Algorithms and Complexity Seminar

Monday, April 14, 2008, 4:00-5:15pm in 32-G575.

In-Network Aggregation of Holistic Functions

Fabian Kuhn (ETH Zurich)

In today's computing environments, data is no longer stored at one central server. Often, data is distributed across many heterogeneous locations that are connected through a network. Nevertheless, there need to be efficient methods to query large data sets. Basic aggregation queries such as computing the maximum, the sum, or the average of a set of values can be answered quickly by a simple convergecast on a spanning tree of the network where the data is aggregated from the leaves towards the root of the tree. The time needed for this computation is proportional to the depth of the spanning tree and thus, if the spanning tree is chosen appropriately, proportional to the diameter D of the network.

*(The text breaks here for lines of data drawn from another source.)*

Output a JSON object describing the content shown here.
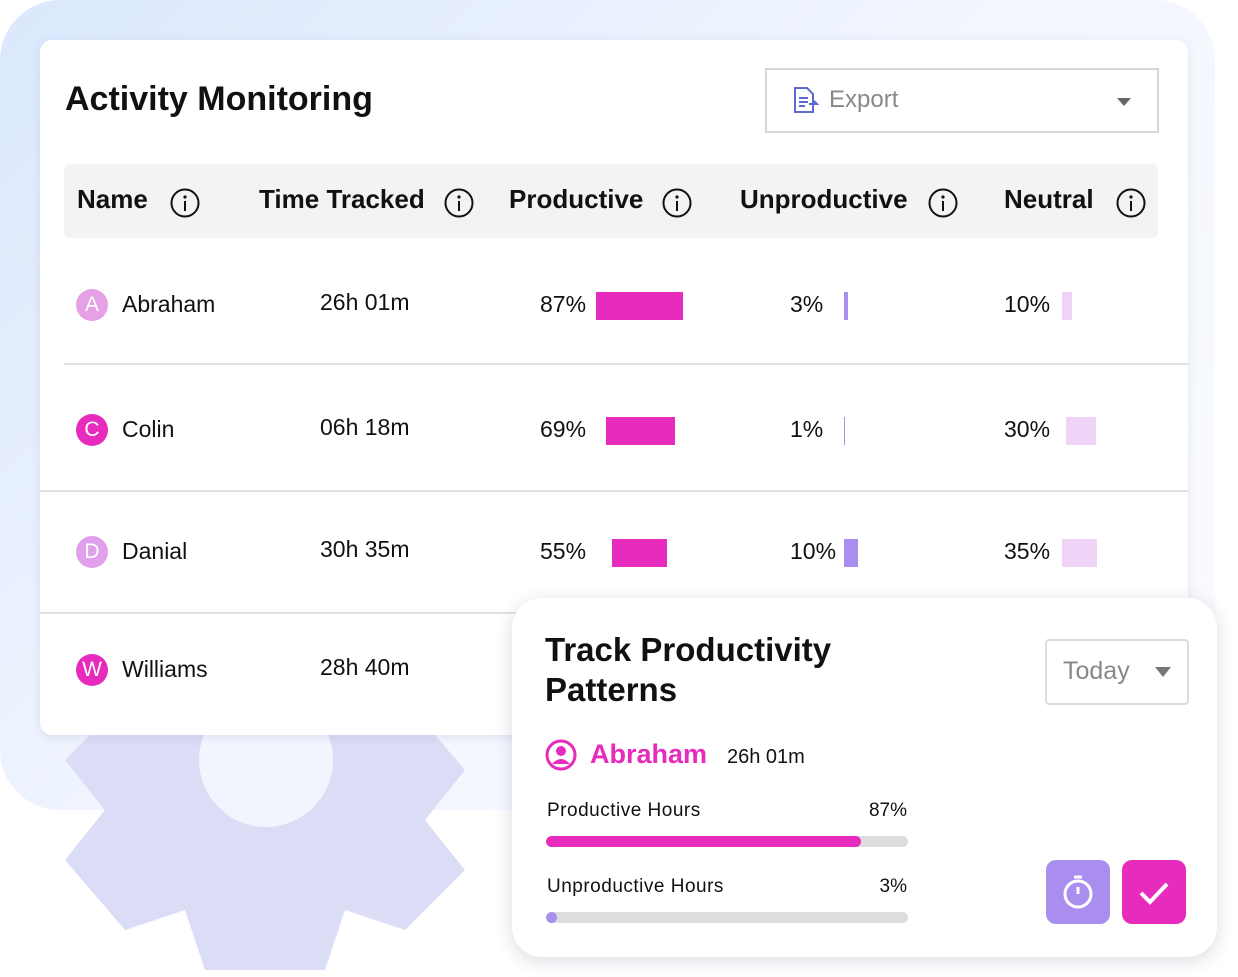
{
  "header": {
    "title": "Activity Monitoring",
    "export": "Export"
  },
  "table": {
    "columns": [
      "Name",
      "Time Tracked",
      "Productive",
      "Unproductive",
      "Neutral"
    ],
    "rows": [
      {
        "initial": "A",
        "name": "Abraham",
        "time": "26h 01m",
        "productive": {
          "value": 87,
          "label": "87%"
        },
        "unproductive": {
          "value": 3,
          "label": "3%"
        },
        "neutral": {
          "value": 10,
          "label": "10%"
        }
      },
      {
        "initial": "C",
        "name": "Colin",
        "time": "06h 18m",
        "productive": {
          "value": 69,
          "label": "69%"
        },
        "unproductive": {
          "value": 1,
          "label": "1%"
        },
        "neutral": {
          "value": 30,
          "label": "30%"
        }
      },
      {
        "initial": "D",
        "name": "Danial",
        "time": "30h 35m",
        "productive": {
          "value": 55,
          "label": "55%"
        },
        "unproductive": {
          "value": 10,
          "label": "10%"
        },
        "neutral": {
          "value": 35,
          "label": "35%"
        }
      },
      {
        "initial": "W",
        "name": "Williams",
        "time": "28h 40m"
      }
    ]
  },
  "card": {
    "title": "Track Productivity Patterns",
    "period": "Today",
    "user": "Abraham",
    "time": "26h 01m",
    "metrics": [
      {
        "name": "Productive Hours",
        "value": 87,
        "label": "87%",
        "color": "#e62bbd"
      },
      {
        "name": "Unproductive Hours",
        "value": 3,
        "label": "3%",
        "color": "#a98ef0"
      }
    ]
  }
}
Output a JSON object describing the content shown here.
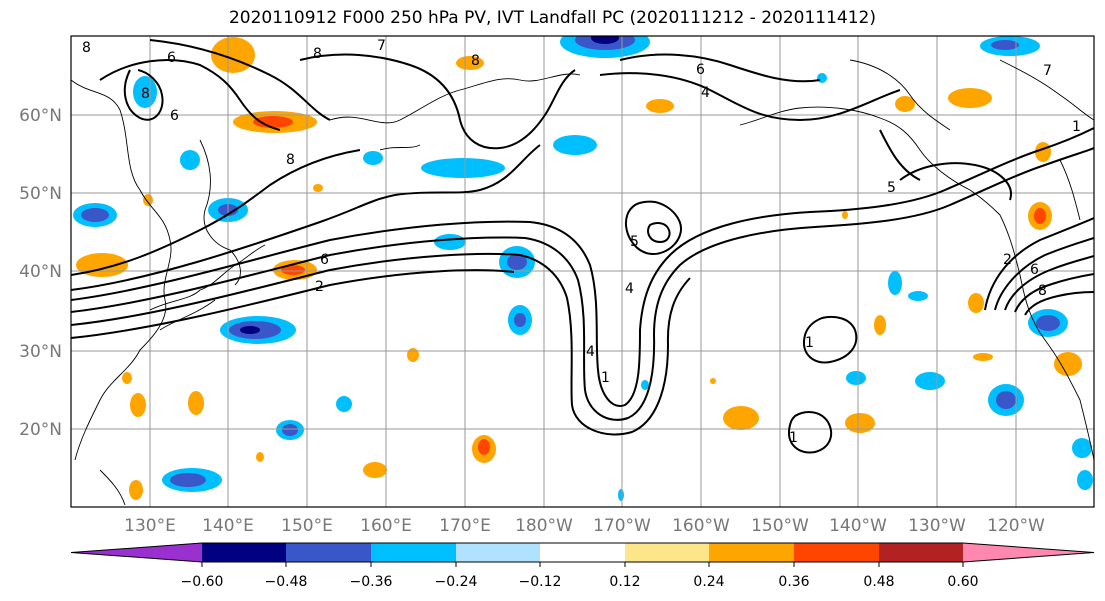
{
  "title": "2020110912 F000 250 hPa PV, IVT Landfall PC (2020111212 - 2020111412)",
  "lat_labels": [
    "60°N",
    "50°N",
    "40°N",
    "30°N",
    "20°N"
  ],
  "lon_labels": [
    "130°E",
    "140°E",
    "150°E",
    "160°E",
    "170°E",
    "180°W",
    "170°W",
    "160°W",
    "150°W",
    "140°W",
    "130°W",
    "120°W"
  ],
  "colorbar": {
    "ticks": [
      "−0.60",
      "−0.48",
      "−0.36",
      "−0.24",
      "−0.12",
      "0.12",
      "0.24",
      "0.36",
      "0.48",
      "0.60"
    ],
    "colors": [
      "#9b30d0",
      "#000080",
      "#3a57c9",
      "#00bfff",
      "#b0e2ff",
      "#ffffff",
      "#fde68a",
      "#ffa500",
      "#ff4500",
      "#b22222",
      "#ff88b0"
    ]
  },
  "contour_labels": [
    "8",
    "6",
    "8",
    "8",
    "6",
    "7",
    "6",
    "4",
    "8",
    "8",
    "6",
    "2",
    "5",
    "4",
    "4",
    "1",
    "1",
    "5",
    "7",
    "2",
    "6",
    "8",
    "1",
    "1"
  ],
  "colors": {
    "map_border": "#000000",
    "grid": "#999999",
    "axis_label": "#777777"
  }
}
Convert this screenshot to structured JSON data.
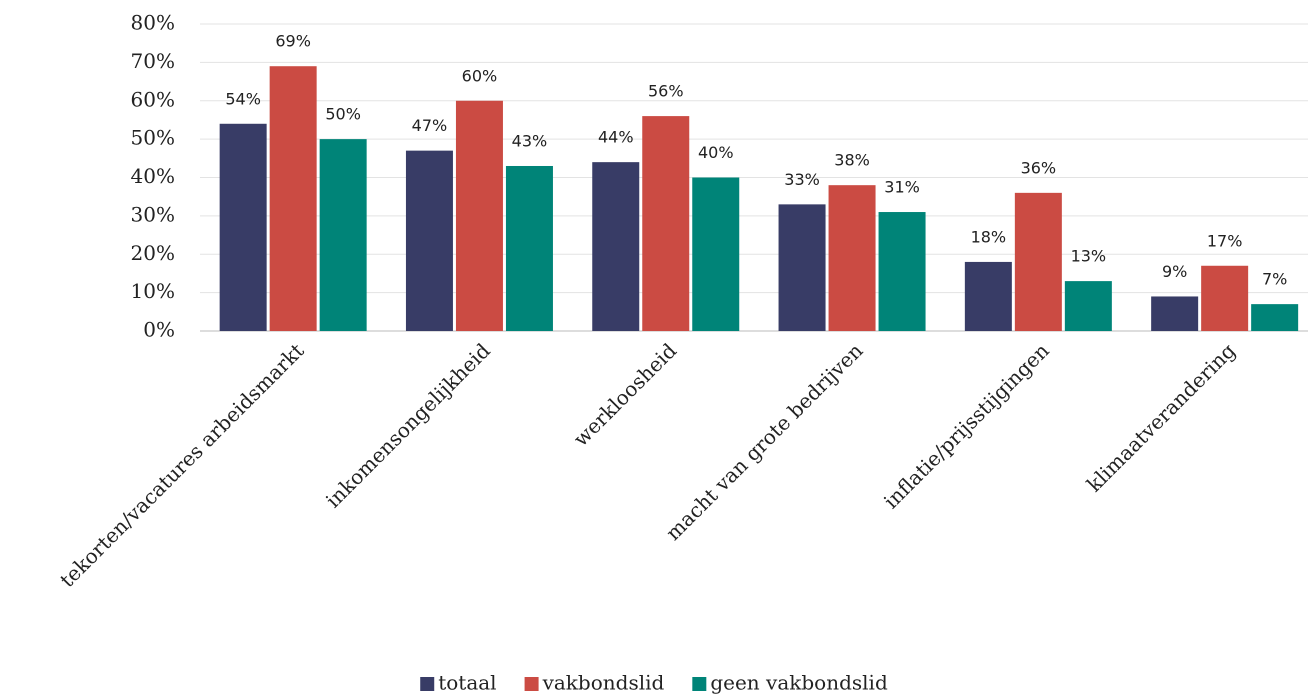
{
  "chart_data": {
    "type": "bar",
    "categories": [
      "tekorten/vacatures arbeidsmarkt",
      "inkomensongelijkheid",
      "werkloosheid",
      "macht van grote bedrijven",
      "inflatie/prijsstijgingen",
      "klimaatverandering"
    ],
    "series": [
      {
        "name": "totaal",
        "color": "#383c66",
        "values": [
          54,
          47,
          44,
          33,
          18,
          9
        ],
        "value_labels": [
          "54%",
          "47%",
          "44%",
          "33%",
          "18%",
          "9%"
        ]
      },
      {
        "name": "vakbondslid",
        "color": "#cb4b43",
        "values": [
          69,
          60,
          56,
          38,
          36,
          17
        ],
        "value_labels": [
          "69%",
          "60%",
          "56%",
          "38%",
          "36%",
          "17%"
        ]
      },
      {
        "name": "geen vakbondslid",
        "color": "#008478",
        "values": [
          50,
          43,
          40,
          31,
          13,
          7
        ],
        "value_labels": [
          "50%",
          "43%",
          "40%",
          "31%",
          "13%",
          "7%"
        ]
      }
    ],
    "ylim": [
      0,
      80
    ],
    "yticks": [
      {
        "value": 0,
        "label": "0%"
      },
      {
        "value": 10,
        "label": "10%"
      },
      {
        "value": 20,
        "label": "20%"
      },
      {
        "value": 30,
        "label": "30%"
      },
      {
        "value": 40,
        "label": "40%"
      },
      {
        "value": 50,
        "label": "50%"
      },
      {
        "value": 60,
        "label": "60%"
      },
      {
        "value": 70,
        "label": "70%"
      },
      {
        "value": 80,
        "label": "80%"
      }
    ],
    "grid": true,
    "legend": "bottom"
  }
}
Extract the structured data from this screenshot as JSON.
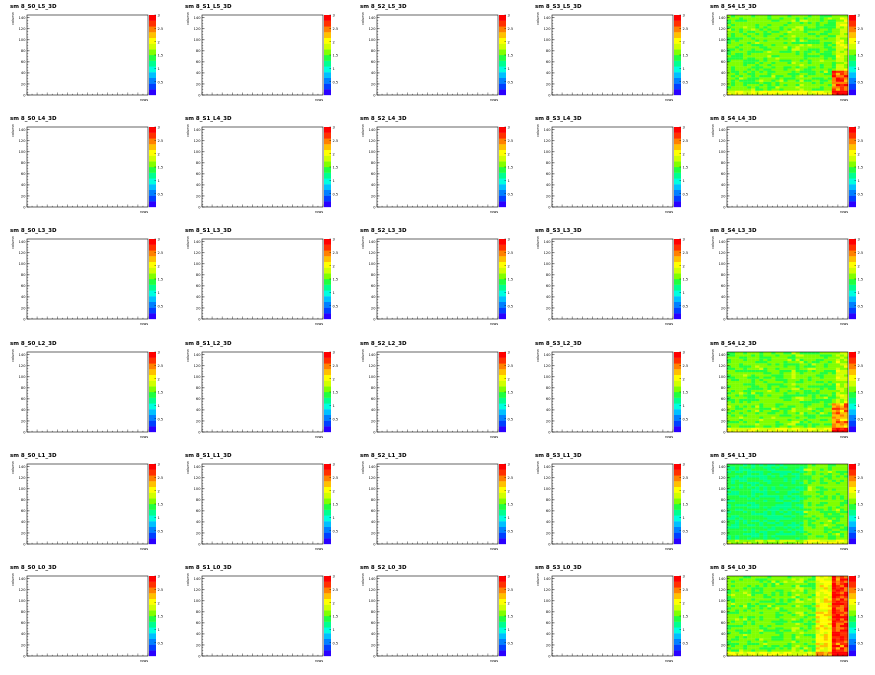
{
  "chart_data": [
    {
      "type": "heatmap",
      "title": "sm 8_S0_L5_3D",
      "xlabel": "rows",
      "ylabel": "column",
      "ylim": [
        0,
        145
      ],
      "zlim": [
        0,
        3
      ],
      "filled": false
    },
    {
      "type": "heatmap",
      "title": "sm 8_S1_L5_3D",
      "xlabel": "rows",
      "ylabel": "column",
      "ylim": [
        0,
        145
      ],
      "zlim": [
        0,
        3
      ],
      "filled": false
    },
    {
      "type": "heatmap",
      "title": "sm 8_S2_L5_3D",
      "xlabel": "rows",
      "ylabel": "column",
      "ylim": [
        0,
        145
      ],
      "zlim": [
        0,
        3
      ],
      "filled": false
    },
    {
      "type": "heatmap",
      "title": "sm 8_S3_L5_3D",
      "xlabel": "rows",
      "ylabel": "column",
      "ylim": [
        0,
        145
      ],
      "zlim": [
        0,
        3
      ],
      "filled": false
    },
    {
      "type": "heatmap",
      "title": "sm 8_S4_L5_3D",
      "xlabel": "rows",
      "ylabel": "column",
      "ylim": [
        0,
        145
      ],
      "zlim": [
        0,
        3
      ],
      "filled": true,
      "pattern": "S4_L5"
    },
    {
      "type": "heatmap",
      "title": "sm 8_S0_L4_3D",
      "xlabel": "rows",
      "ylabel": "column",
      "ylim": [
        0,
        145
      ],
      "zlim": [
        0,
        3
      ],
      "filled": false
    },
    {
      "type": "heatmap",
      "title": "sm 8_S1_L4_3D",
      "xlabel": "rows",
      "ylabel": "column",
      "ylim": [
        0,
        145
      ],
      "zlim": [
        0,
        3
      ],
      "filled": false
    },
    {
      "type": "heatmap",
      "title": "sm 8_S2_L4_3D",
      "xlabel": "rows",
      "ylabel": "column",
      "ylim": [
        0,
        145
      ],
      "zlim": [
        0,
        3
      ],
      "filled": false
    },
    {
      "type": "heatmap",
      "title": "sm 8_S3_L4_3D",
      "xlabel": "rows",
      "ylabel": "column",
      "ylim": [
        0,
        145
      ],
      "zlim": [
        0,
        3
      ],
      "filled": false
    },
    {
      "type": "heatmap",
      "title": "sm 8_S4_L4_3D",
      "xlabel": "rows",
      "ylabel": "column",
      "ylim": [
        0,
        145
      ],
      "zlim": [
        0,
        3
      ],
      "filled": false
    },
    {
      "type": "heatmap",
      "title": "sm 8_S0_L3_3D",
      "xlabel": "rows",
      "ylabel": "column",
      "ylim": [
        0,
        145
      ],
      "zlim": [
        0,
        3
      ],
      "filled": false
    },
    {
      "type": "heatmap",
      "title": "sm 8_S1_L3_3D",
      "xlabel": "rows",
      "ylabel": "column",
      "ylim": [
        0,
        145
      ],
      "zlim": [
        0,
        3
      ],
      "filled": false
    },
    {
      "type": "heatmap",
      "title": "sm 8_S2_L3_3D",
      "xlabel": "rows",
      "ylabel": "column",
      "ylim": [
        0,
        145
      ],
      "zlim": [
        0,
        3
      ],
      "filled": false
    },
    {
      "type": "heatmap",
      "title": "sm 8_S3_L3_3D",
      "xlabel": "rows",
      "ylabel": "column",
      "ylim": [
        0,
        145
      ],
      "zlim": [
        0,
        3
      ],
      "filled": false
    },
    {
      "type": "heatmap",
      "title": "sm 8_S4_L3_3D",
      "xlabel": "rows",
      "ylabel": "column",
      "ylim": [
        0,
        145
      ],
      "zlim": [
        0,
        3
      ],
      "filled": false
    },
    {
      "type": "heatmap",
      "title": "sm 8_S0_L2_3D",
      "xlabel": "rows",
      "ylabel": "column",
      "ylim": [
        0,
        145
      ],
      "zlim": [
        0,
        3
      ],
      "filled": false
    },
    {
      "type": "heatmap",
      "title": "sm 8_S1_L2_3D",
      "xlabel": "rows",
      "ylabel": "column",
      "ylim": [
        0,
        145
      ],
      "zlim": [
        0,
        3
      ],
      "filled": false
    },
    {
      "type": "heatmap",
      "title": "sm 8_S2_L2_3D",
      "xlabel": "rows",
      "ylabel": "column",
      "ylim": [
        0,
        145
      ],
      "zlim": [
        0,
        3
      ],
      "filled": false
    },
    {
      "type": "heatmap",
      "title": "sm 8_S3_L2_3D",
      "xlabel": "rows",
      "ylabel": "column",
      "ylim": [
        0,
        145
      ],
      "zlim": [
        0,
        3
      ],
      "filled": false
    },
    {
      "type": "heatmap",
      "title": "sm 8_S4_L2_3D",
      "xlabel": "rows",
      "ylabel": "column",
      "ylim": [
        0,
        145
      ],
      "zlim": [
        0,
        3
      ],
      "filled": true,
      "pattern": "S4_L2"
    },
    {
      "type": "heatmap",
      "title": "sm 8_S0_L1_3D",
      "xlabel": "rows",
      "ylabel": "column",
      "ylim": [
        0,
        145
      ],
      "zlim": [
        0,
        3
      ],
      "filled": false
    },
    {
      "type": "heatmap",
      "title": "sm 8_S1_L1_3D",
      "xlabel": "rows",
      "ylabel": "column",
      "ylim": [
        0,
        145
      ],
      "zlim": [
        0,
        3
      ],
      "filled": false
    },
    {
      "type": "heatmap",
      "title": "sm 8_S2_L1_3D",
      "xlabel": "rows",
      "ylabel": "column",
      "ylim": [
        0,
        145
      ],
      "zlim": [
        0,
        3
      ],
      "filled": false
    },
    {
      "type": "heatmap",
      "title": "sm 8_S3_L1_3D",
      "xlabel": "rows",
      "ylabel": "column",
      "ylim": [
        0,
        145
      ],
      "zlim": [
        0,
        3
      ],
      "filled": false
    },
    {
      "type": "heatmap",
      "title": "sm 8_S4_L1_3D",
      "xlabel": "rows",
      "ylabel": "column",
      "ylim": [
        0,
        145
      ],
      "zlim": [
        0,
        3
      ],
      "filled": true,
      "pattern": "S4_L1"
    },
    {
      "type": "heatmap",
      "title": "sm 8_S0_L0_3D",
      "xlabel": "rows",
      "ylabel": "column",
      "ylim": [
        0,
        145
      ],
      "zlim": [
        0,
        3
      ],
      "filled": false
    },
    {
      "type": "heatmap",
      "title": "sm 8_S1_L0_3D",
      "xlabel": "rows",
      "ylabel": "column",
      "ylim": [
        0,
        145
      ],
      "zlim": [
        0,
        3
      ],
      "filled": false
    },
    {
      "type": "heatmap",
      "title": "sm 8_S2_L0_3D",
      "xlabel": "rows",
      "ylabel": "column",
      "ylim": [
        0,
        145
      ],
      "zlim": [
        0,
        3
      ],
      "filled": false
    },
    {
      "type": "heatmap",
      "title": "sm 8_S3_L0_3D",
      "xlabel": "rows",
      "ylabel": "column",
      "ylim": [
        0,
        145
      ],
      "zlim": [
        0,
        3
      ],
      "filled": false
    },
    {
      "type": "heatmap",
      "title": "sm 8_S4_L0_3D",
      "xlabel": "rows",
      "ylabel": "column",
      "ylim": [
        0,
        145
      ],
      "zlim": [
        0,
        3
      ],
      "filled": true,
      "pattern": "S4_L0"
    }
  ],
  "y_ticks": [
    "0",
    "20",
    "40",
    "60",
    "80",
    "100",
    "120",
    "140"
  ],
  "z_ticks": [
    "0.5",
    "1",
    "1.5",
    "2",
    "2.5",
    "3"
  ],
  "palette": [
    "#2a00ff",
    "#0040ff",
    "#0080ff",
    "#00c0ff",
    "#00ffe0",
    "#00ff90",
    "#20ff40",
    "#80ff00",
    "#d0ff00",
    "#ffff00",
    "#ffc000",
    "#ff8000",
    "#ff3000",
    "#ff0000"
  ]
}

Aggregation functions that can be decomposed into functions over subsets of the set of all values and that can then be computed using a single convergecast are often called distributive functions. Functions that cannot be decomposed in such a way are known as non-distributive or holistic functions. Typical important examples of holistic functions are the median of a set of values or the mode (the most frequent element) of a set of elements. In the talk, I will show a simple randomized distributed algorithm that computes the median (and more generally the element with a given rank) in time O(D*log_D(n)). We will see that this is optimal, i.e., computing the median requires time Omega(D*log_D(n)). Further, I will present the basic ideas of a distributed algorithm that computes the mode in time O(D+F_2/m^2*log n). Here, m is the frequency of the mode and F_2 is a parameter (called the second frequency moment) of the frequency distribution. Generalizing a known communication complexity result, it is possible to prove a lower bound that is weaker but depends on the frequency distribution in a similar way.

This is joint work with Thomas Locher and Roger Wattenhofer (median) and with Thomas Locher and Stefan Schmid (mode).

Host: Nancy Lynch

(The Algorithms and Complexity Seminar series talks are usually held Thursdays 4:00-5:15pm in 32-G575.)